Et cependant il avait hésité. Elle le connaissait bien, Lilian, sévère, inflexible par nature sur les questions d’honneur, jaloux que pas une ombre ne passât sur sa réputation d’homme. Il avait hésité malgré la révolte de son amour, jusqu’au jour où les naïves confidences d’Enid lui avaient révélé que Lilian souffrait, lui prouvant en même temps que la jeune fille avait toujours ignoré la malheureuse destinée de son père. Alors, soudain, les scrupules hautains qui l’arrêtaient avaient été emportés comme des feuilles mortes par un tourbillon de tempête…

Et maintenant qu’il l’avait revue, qu’il la retrouvait toujours la même, délicate jusqu’au scrupule, qu’il subissait de nouveau le charme de sa jeunesse franche, passionnée et fière, il comprenait qu’aucune insulte ne serait capable de l’atteindre quand elle, l’aimée, serait auprès de lui… N’avait-il pas, un jour, au château des Crêtes, souhaité, dans l’absolue sincérité de son âme, de lui faire un avenir heureux et béni, autant qu’une puissance humaine pouvait le permettre…
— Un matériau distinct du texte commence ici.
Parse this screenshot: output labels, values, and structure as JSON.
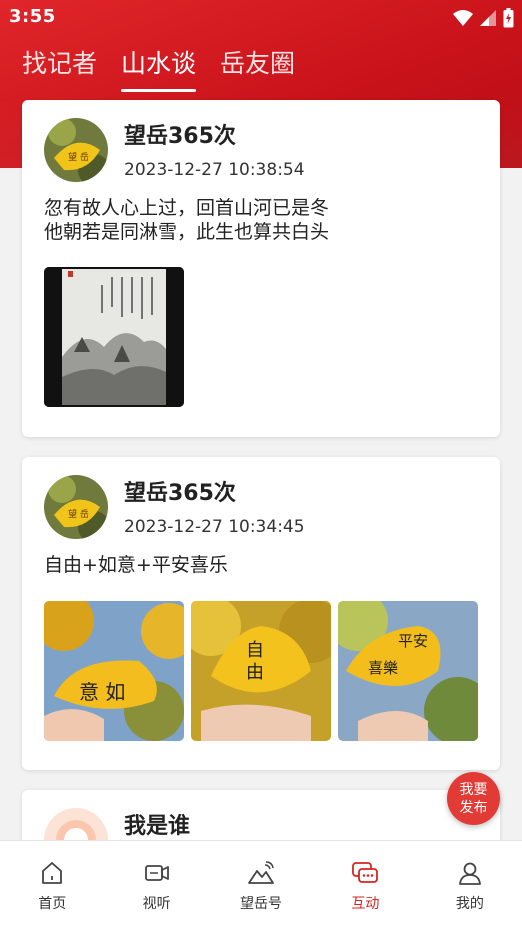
{
  "status_bar": {
    "time": "3:55"
  },
  "tabs": [
    {
      "label": "找记者",
      "active": false
    },
    {
      "label": "山水谈",
      "active": true
    },
    {
      "label": "岳友圈",
      "active": false
    }
  ],
  "posts": [
    {
      "user": "望岳365次",
      "time": "2023-12-27 10:38:54",
      "text": "忽有故人心上过，回首山河已是冬\n他朝若是同淋雪，此生也算共白头",
      "images": [
        "snow-landscape-calligraphy"
      ]
    },
    {
      "user": "望岳365次",
      "time": "2023-12-27 10:34:45",
      "text": "自由+如意+平安喜乐",
      "images": [
        "ginkgo-leaf-ruyi",
        "ginkgo-leaf-ziyou",
        "ginkgo-leaf-pingan-xile"
      ]
    },
    {
      "user": "我是谁"
    }
  ],
  "fab": {
    "line1": "我要",
    "line2": "发布"
  },
  "bottom_nav": [
    {
      "label": "首页",
      "icon": "home-icon",
      "active": false
    },
    {
      "label": "视听",
      "icon": "video-icon",
      "active": false
    },
    {
      "label": "望岳号",
      "icon": "mountain-icon",
      "active": false
    },
    {
      "label": "互动",
      "icon": "chat-icon",
      "active": true
    },
    {
      "label": "我的",
      "icon": "user-icon",
      "active": false
    }
  ],
  "colors": {
    "brand_red": "#d7241f",
    "header_red": "#e0262a"
  }
}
— Lilian, reprit-il avec la même tendresse absolue et grave, il ne faut plus songer au passé, ni à un malheureux homme qui a expié durement ses folies, mais à tous ceux de votre famille qui ont été des gentilshommes, à votre mère, dont le nom est sans tache… Il faut oublier, comme je le fais, cette triste histoire dont bientôt personne ne se souviendra plus… Il faut avoir confiance en moi surtout, ma Lilian… Je vous jure que jamais un mot offensant ne pourra monter jusqu’à vous…
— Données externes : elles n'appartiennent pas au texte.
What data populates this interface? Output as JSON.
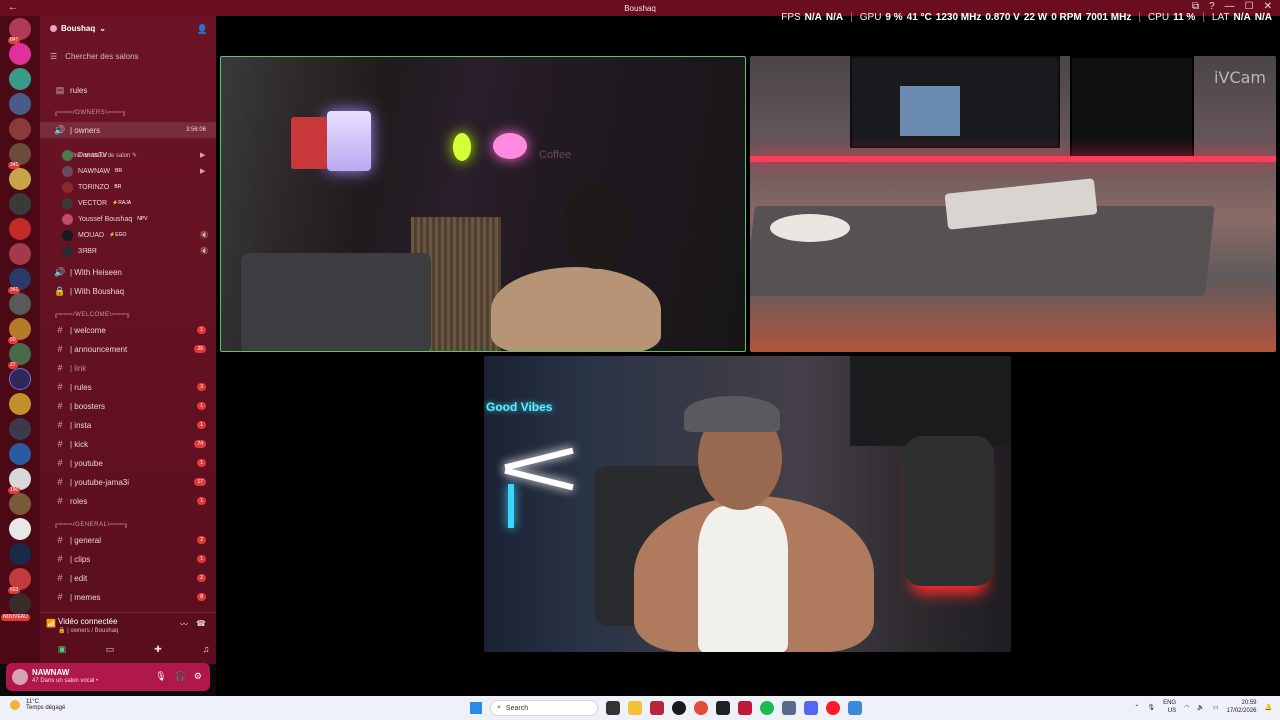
{
  "window": {
    "title": "Boushaq",
    "back": "←",
    "controls": [
      "⧉",
      "?",
      "—",
      "☐",
      "✕"
    ]
  },
  "overlay": {
    "fps_label": "FPS",
    "fps_v1": "N/A",
    "fps_v2": "N/A",
    "gpu_label": "GPU",
    "gpu_load": "9 %",
    "gpu_temp": "41 °C",
    "gpu_clock": "1230 MHz",
    "gpu_volt": "0.870 V",
    "gpu_power": "22 W",
    "gpu_fan": "0 RPM",
    "gpu_mem": "7001 MHz",
    "cpu_label": "CPU",
    "cpu_load": "11 %",
    "lat_label": "LAT",
    "lat_v1": "N/A",
    "lat_v2": "N/A"
  },
  "server_rail": {
    "badges": [
      "847",
      "",
      "",
      "",
      "",
      "",
      "341",
      "",
      "",
      "",
      "",
      "",
      "",
      "341",
      "",
      "60",
      "27",
      "",
      "",
      "",
      "",
      "",
      "190",
      "",
      "",
      "663",
      "",
      "10"
    ],
    "nouveau": "NOUVEAU"
  },
  "sidebar": {
    "server_name": "Boushaq",
    "search_placeholder": "Chercher des salons",
    "rules_top": "rules",
    "cat_owners": "╔═══/OWNERS\\═══╗",
    "owners_channel": "| owners",
    "owners_timer": "3:56:06",
    "owners_status": "Définir un statut de salon ✎",
    "users": [
      {
        "name": "DanasTV",
        "tag": ""
      },
      {
        "name": "NAWNAW",
        "tag": "BR"
      },
      {
        "name": "TORINZO",
        "tag": "BR"
      },
      {
        "name": "VECTOR",
        "tag": "⚡RAJA"
      },
      {
        "name": "Youssef Boushaq",
        "tag": "NPV"
      },
      {
        "name": "MOUAD",
        "tag": "⚡EGO"
      },
      {
        "name": "ЗЯВЯ",
        "tag": ""
      }
    ],
    "with_heiseen": "| With Heiseen",
    "with_boushaq": "| With Boushaq",
    "cat_welcome": "╔═══/WELCOME\\═══╗",
    "cat_general": "╔═══/GENERAL\\═══╗",
    "channels": [
      {
        "name": "| welcome",
        "count": "1"
      },
      {
        "name": "| announcement",
        "count": "26"
      },
      {
        "name": "| link",
        "count": ""
      },
      {
        "name": "| rules",
        "count": "3"
      },
      {
        "name": "| boosters",
        "count": "1"
      },
      {
        "name": "| insta",
        "count": "1"
      },
      {
        "name": "| kick",
        "count": "74"
      },
      {
        "name": "| youtube",
        "count": "1"
      },
      {
        "name": "| youtube-jama3i",
        "count": "17"
      },
      {
        "name": "roles",
        "count": "1"
      }
    ],
    "general_channels": [
      {
        "name": "| general",
        "count": "2"
      },
      {
        "name": "| clips",
        "count": "1"
      },
      {
        "name": "| edit",
        "count": "2"
      },
      {
        "name": "| memes",
        "count": "8"
      }
    ]
  },
  "voice": {
    "connected": "Vidéo connectée",
    "location": "🔒 | owners / Boushaq"
  },
  "user": {
    "name": "NAWNAW",
    "status": "47 Dans un salon vocal •"
  },
  "tiles": {
    "ivcam": "iVCam",
    "coffee": "Coffee",
    "goodvibes": "Good Vibes"
  },
  "taskbar": {
    "temp": "11°C",
    "weather": "Temps dégagé",
    "search": "Search",
    "lang1": "ENG",
    "lang2": "US",
    "time": "20:59",
    "date": "17/02/2026"
  }
}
Il vit qu’elle allait parler… mais il l’arrêta d’un geste. Il ne voulait plus entendre une parole de refus tomber des lèvres chères… Autour d’eux, c’était toujours ce grand silence qui permet aux âmes de se parler ; à peine, au loin, une faible sonnerie de clochettes. La lumière se faisait plus douce et l’horizon se voilait sous l’approche du crépuscule. Dans cette brève minute de silence entre eux, Robert Noris eut la vision rapide de son existence passée dont le vide l’avait si souvent accablé ; ce but, cet aliment suprême de la vie qu’il avait tant désiré rencontrer, il le possédait enfin ; il lui était donné de se dévouer, jusqu’au sacrifice de son légitime orgueil d’homme, au bonheur d’un être cher…
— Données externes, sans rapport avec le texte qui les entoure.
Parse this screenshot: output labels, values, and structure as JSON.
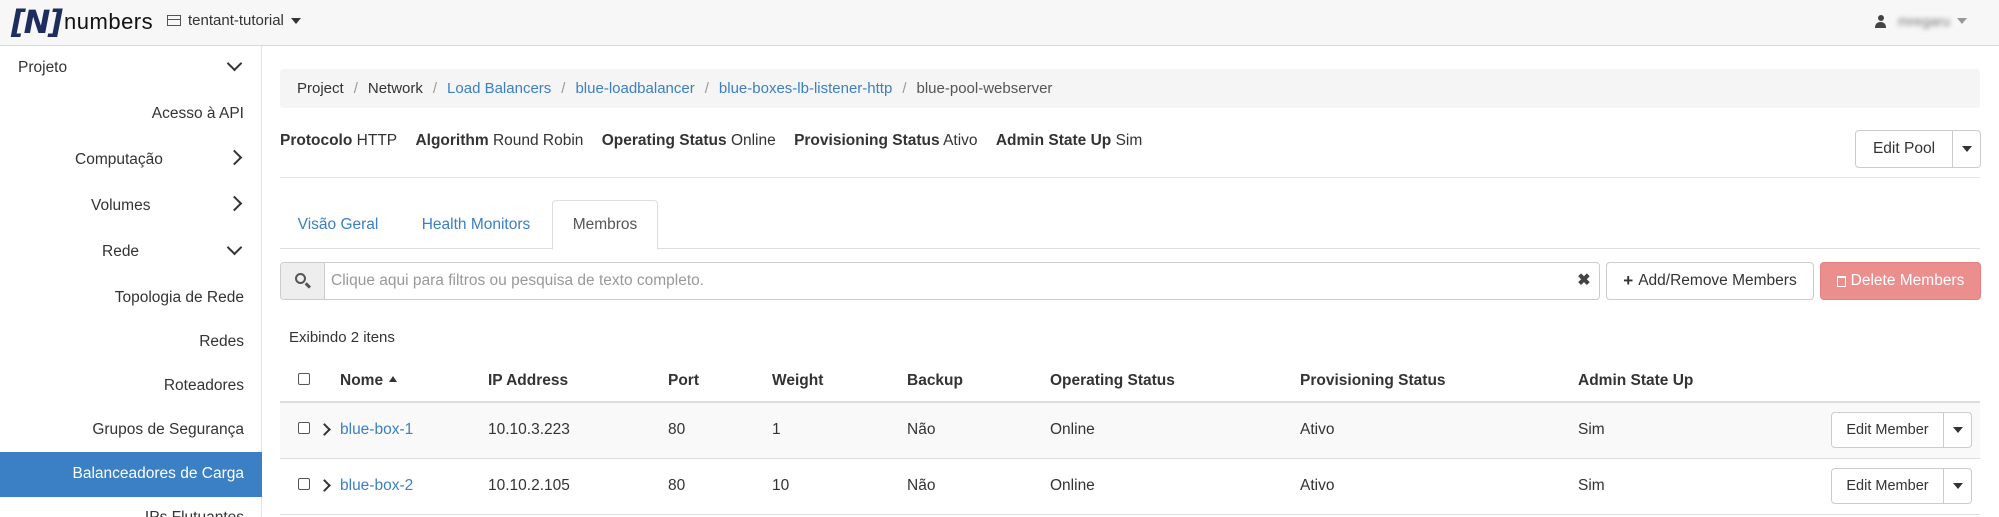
{
  "header": {
    "logo_bracket": "[N]",
    "logo_word": "numbers",
    "project_name": "tentant-tutorial",
    "user_name": "mregaru"
  },
  "sidebar": {
    "items": [
      {
        "label": "Projeto"
      },
      {
        "label": "Acesso à API"
      },
      {
        "label": "Computação"
      },
      {
        "label": "Volumes"
      },
      {
        "label": "Rede"
      },
      {
        "label": "Topologia de Rede"
      },
      {
        "label": "Redes"
      },
      {
        "label": "Roteadores"
      },
      {
        "label": "Grupos de Segurança"
      },
      {
        "label": "Balanceadores de Carga"
      },
      {
        "label": "IPs Flutuantes"
      }
    ]
  },
  "breadcrumb": {
    "items": [
      "Project",
      "Network",
      "Load Balancers",
      "blue-loadbalancer",
      "blue-boxes-lb-listener-http",
      "blue-pool-webserver"
    ]
  },
  "pool": {
    "protocol_label": "Protocolo",
    "protocol_value": "HTTP",
    "algorithm_label": "Algorithm",
    "algorithm_value": "Round Robin",
    "operating_label": "Operating Status",
    "operating_value": "Online",
    "provisioning_label": "Provisioning Status",
    "provisioning_value": "Ativo",
    "admin_label": "Admin State Up",
    "admin_value": "Sim",
    "edit_label": "Edit Pool"
  },
  "tabs": [
    {
      "label": "Visão Geral"
    },
    {
      "label": "Health Monitors"
    },
    {
      "label": "Membros"
    }
  ],
  "search": {
    "placeholder": "Clique aqui para filtros ou pesquisa de texto completo.",
    "value": ""
  },
  "actions": {
    "add_label": "Add/Remove Members",
    "delete_label": "Delete Members"
  },
  "table": {
    "count_text": "Exibindo 2 itens",
    "columns": [
      "Nome",
      "IP Address",
      "Port",
      "Weight",
      "Backup",
      "Operating Status",
      "Provisioning Status",
      "Admin State Up"
    ],
    "rows": [
      {
        "name": "blue-box-1",
        "ip": "10.10.3.223",
        "port": "80",
        "weight": "1",
        "backup": "Não",
        "operating": "Online",
        "provisioning": "Ativo",
        "admin": "Sim",
        "action": "Edit Member"
      },
      {
        "name": "blue-box-2",
        "ip": "10.10.2.105",
        "port": "80",
        "weight": "10",
        "backup": "Não",
        "operating": "Online",
        "provisioning": "Ativo",
        "admin": "Sim",
        "action": "Edit Member"
      }
    ]
  },
  "colors": {
    "accent": "#3b7fc4",
    "danger": "#eb8e8e",
    "active_sidebar": "#3b7fc4"
  }
}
— Lilian, acheva-t-il, et sa voix résonnait suppliante, j’ai vécu longtemps isolé, même au milieu de la foule, triste jusqu’au plus profond de mon âme, avec la conviction désolante que je dépensais inutilement mes heures ;… aujourd’hui, tout ce que je n’avais pas, tout ce dont le manque m’a si souvent fait souffrir, vous pouvez me le donner… Vous êtes toute ma joie, tout mon espoir ; par vous seule, je puis être heureux… Ma chère aimée, n’écoutez plus votre orgueil. Ayez pitié de moi, et, comme à Vevey, dites que vous serez ma femme…

Elle avait courageusement lutté, mais elle était vaincue. Elle le regarda de ses yeux pleins de lumière ; et alors, sans un mot, elle vint s’abattre palpitante et brisée sur ce cœur de sceptique qu’elle avait rendu capable d’aimer et de croire, et qui lui appartenait désormais tout entier…

FIN

PARIS
TYPOGRAPHIE PLON-NOURRIT ET Cie
Rue Garancière, 8.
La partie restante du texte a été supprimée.